I don't think there's anything _fundamentally_ wrong with the pagecache design -
i.e. a radix tree of pages.

We do _badly_ need support for arbitrary power of 2 sized pages in the
pagecache (and it _really_ needs to be compound pages, not just hugepages - a
lot of the work that's been done that just adds if (hugepage) to page cache code
is FUCKING RETARDED) - the overhead of working with 4k pages has gotten to be
completely absurd. But AFAIK the radix tree/xarray side of that is done, what
needs to be fixed is all the stuff in e.g. filemap.c that assumes it's iterating
over fixed size pages - that code needs to be reworked to be more like iterating
over extents.

> That said, the page cache is still far, far slower than direct IO,
> and the gap is just getting wider and wider as nvme SSDs get faster
> and faster. PCIe 4 SSDs are just going to make this even more
> obvious - it's getting to the point where the only reason for having
> a page cache is to support mmap() and cheap systems with spinning
> rust storage.

It is true that buffered IO performance is _way_ behind direct IO performance
today in a lot of situations, but this is mostly due to the fact that we've
completely dropped the ball and it's 2019 and we're STILL DOING EVERYTHING 4k AT
A TIME.

> > I think both approaches are workable, but I do think that pushing the locking
> > down to __add_to_page_cache_locked is fundamentally the better, more correct
> > approach.
> >
> > - It better matches the semantics of what we're trying to do. All these
> > operations we're trying to protect - dio, fallocate, truncate - they all have
> > in common that they just want to shoot down a range of the page cache and
> > keep it from being readded. And in general, it's better to have locks that
> > protect specific data structures ("adding to this radix tree"), vs. large
> > critical sections ("the io path").
>
> I disagree :)
>
> The high level IO locks provide the IO concurrency policy for the
> filesystem. The page cache is an internal structure for caching
> pages - it is not a structure for efficiently and cleanly
> implementing IO concurrency policy. That's the mistake the current
> page cache architecture makes - it tries to be the central control
> for all the filesystem IO (because filesystems are dumb and the page
> cache knows best!) but, unfortunately, this does not provide the
> semantics or functionality that all filesystems want and/or need.

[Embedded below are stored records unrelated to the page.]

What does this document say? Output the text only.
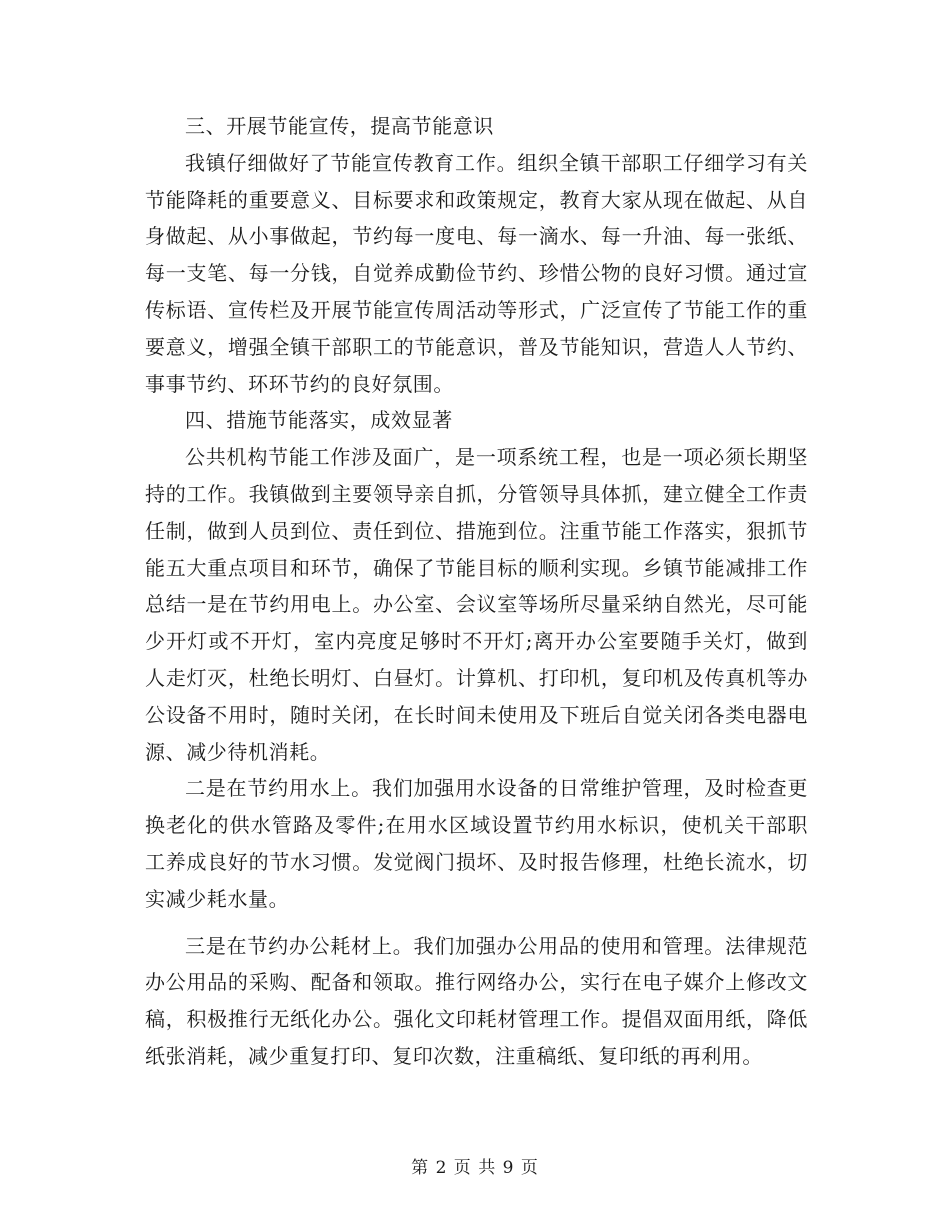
三、开展节能宣传，提高节能意识

我镇仔细做好了节能宣传教育工作。组织全镇干部职工仔细学习有关节能降耗的重要意义、目标要求和政策规定，教育大家从现在做起、从自身做起、从小事做起，节约每一度电、每一滴水、每一升油、每一张纸、每一支笔、每一分钱，自觉养成勤俭节约、珍惜公物的良好习惯。通过宣传标语、宣传栏及开展节能宣传周活动等形式，广泛宣传了节能工作的重要意义，增强全镇干部职工的节能意识，普及节能知识，营造人人节约、事事节约、环环节约的良好氛围。

四、措施节能落实，成效显著

公共机构节能工作涉及面广，是一项系统工程，也是一项必须长期坚持的工作。我镇做到主要领导亲自抓，分管领导具体抓，建立健全工作责任制，做到人员到位、责任到位、措施到位。注重节能工作落实，狠抓节能五大重点项目和环节，确保了节能目标的顺利实现。乡镇节能减排工作总结一是在节约用电上。办公室、会议室等场所尽量采纳自然光，尽可能少开灯或不开灯，室内亮度足够时不开灯;离开办公室要随手关灯，做到人走灯灭，杜绝长明灯、白昼灯。计算机、打印机，复印机及传真机等办公设备不用时，随时关闭，在长时间未使用及下班后自觉关闭各类电器电源、减少待机消耗。

二是在节约用水上。我们加强用水设备的日常维护管理，及时检查更换老化的供水管路及零件;在用水区域设置节约用水标识，使机关干部职工养成良好的节水习惯。发觉阀门损坏、及时报告修理，杜绝长流水，切实减少耗水量。

三是在节约办公耗材上。我们加强办公用品的使用和管理。法律规范办公用品的采购、配备和领取。推行网络办公，实行在电子媒介上修改文稿，积极推行无纸化办公。强化文印耗材管理工作。提倡双面用纸，降低纸张消耗，减少重复打印、复印次数，注重稿纸、复印纸的再利用。

第 2 页 共 9 页
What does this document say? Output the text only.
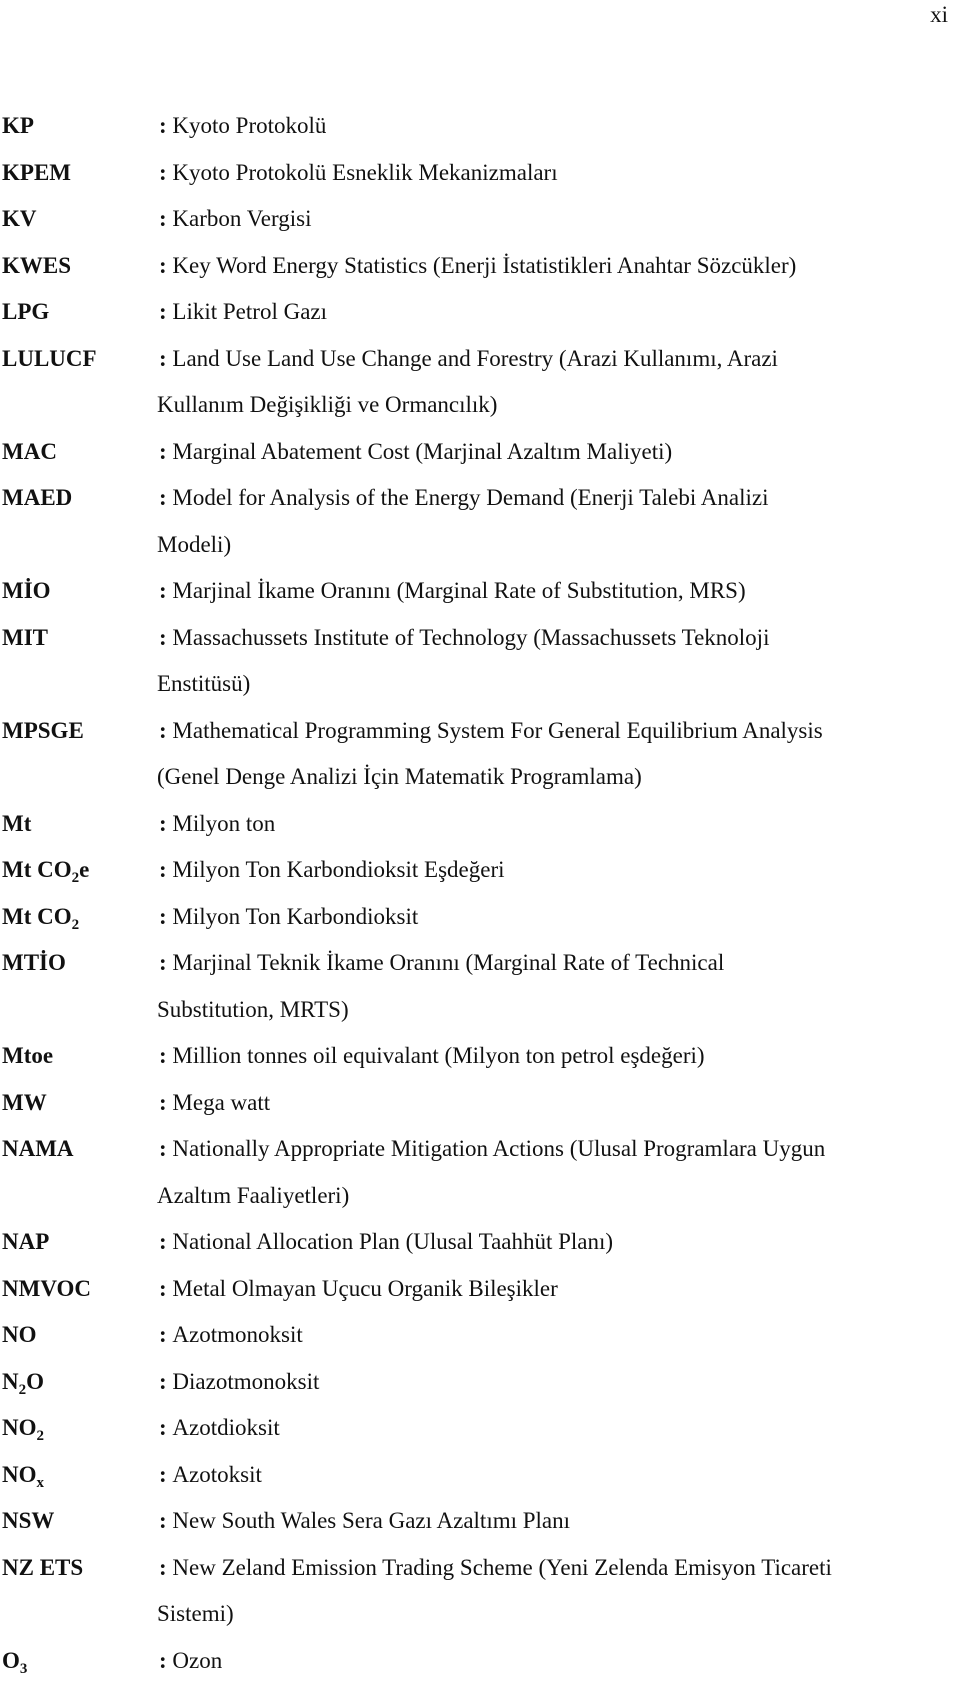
xi
KP	: Kyoto Protokolü
KPEM	: Kyoto Protokolü Esneklik Mekanizmaları
KV	: Karbon Vergisi
KWES	: Key Word Energy Statistics (Enerji İstatistikleri Anahtar Sözcükler)
LPG	: Likit Petrol Gazı
LULUCF	: Land Use Land Use Change and Forestry (Arazi Kullanımı, Arazi
Kullanım Değişikliği ve Ormancılık)
MAC	: Marginal Abatement Cost (Marjinal Azaltım Maliyeti)
MAED	: Model for Analysis of the Energy Demand (Enerji Talebi Analizi
Modeli)
MİO	: Marjinal İkame Oranını (Marginal Rate of Substitution, MRS)
MIT	: Massachussets Institute of Technology (Massachussets Teknoloji
Enstitüsü)
MPSGE	: Mathematical Programming System For General Equilibrium Analysis
(Genel Denge Analizi İçin Matematik Programlama)
Mt	: Milyon ton
Mt $CO_2e$	: Milyon Ton Karbondioksit Eşdeğeri
Mt $CO_2$	: Milyon Ton Karbondioksit
MTİO	: Marjinal Teknik İkame Oranını (Marginal Rate of Technical
Substitution, MRTS)
Mtoe	: Million tonnes oil equivalant (Milyon ton petrol eşdeğeri)
MW	: Mega watt
NAMA	: Nationally Appropriate Mitigation Actions (Ulusal Programlara Uygun
Azaltım Faaliyetleri)
NAP	: National Allocation Plan (Ulusal Taahhüt Planı)
NMVOC	: Metal Olmayan Uçucu Organik Bileşikler
NO	: Azotmonoksit
$N_2O$	: Diazotmonoksit
$NO_2$	: Azotdioksit
$NO_x$	: Azotoksit
NSW	: New South Wales Sera Gazı Azaltımı Planı
NZ ETS	: New Zeland Emission Trading Scheme (Yeni Zelenda Emisyon Ticareti
Sistemi)
$O_3$	: Ozon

We might be talking past each other a bit.

I think we both agree that there should be a separation of concerns w.r.t.
locking, and that hanging too much stuff off the page cache has been a mistake
in the past (e.g. buffer heads).

But that doesn't mean the page cache shouldn't have locking, just that that
locking should only protect the page cache, not other filesystem state.

I am _not_ arguing that this should replace filesystem IO path locks for other,
not page cache purposes.

> Just look at the truncate detection mess we have every time we
> lookup and lock a page anywhere in the mm/ code - do you see any
> code in all that which detects a hole punch race? Nope, you don't
> because the filesystems take responsibility for serialising that
> functionality.

Yeah, I know.

> Unfortunately, we have so much legacy filesystem cruft we'll never get rid of
> those truncate hacks.

Actually - I honestly think that this page cache add lock is simple and
straightforward enough to use that converting legacy filesystems to it wouldn't
be crazypants, and getting rid of all those hacks would be _awesome_. The legacy
filesystems tend to to implement the really crazy fallocate stuff, it's just
truncate that really has to be dealt with.

> Don't get me wrong - I'm not opposed to incuding page cache add
> locking - I'm just saying that the problems it tries to address (and
> ones it cannot address) are already largely solved in existing
> filesystems. I suspect that if we do merge this code, whatever
> locking is added would have to be optional....

That's certainly a fair point. There is more than one way to skin a cat.

Not sure "largely solved" is true though - solved in XFS yes, but these issues
have not been taken seriously in other filesystems up until pretty recently...

That said, I do think this will prove useful for non bcachefs filesystems at
some point. Like you alluded to, truncate synchronization is hot garbage in most
filesystems, and this would give us an easy way of improving that and possibly
getting rid of those truncate hacks in filemap.c.

And because (on the add side at least) this lock only needs to taken when adding
pages to the page cache, not when the pages needed are already present - in
bcachefs at least this is a key enabler for making buffered IO not modify any
per-inode cachelines in the fast path, and I think other filesystems could do
the same thing.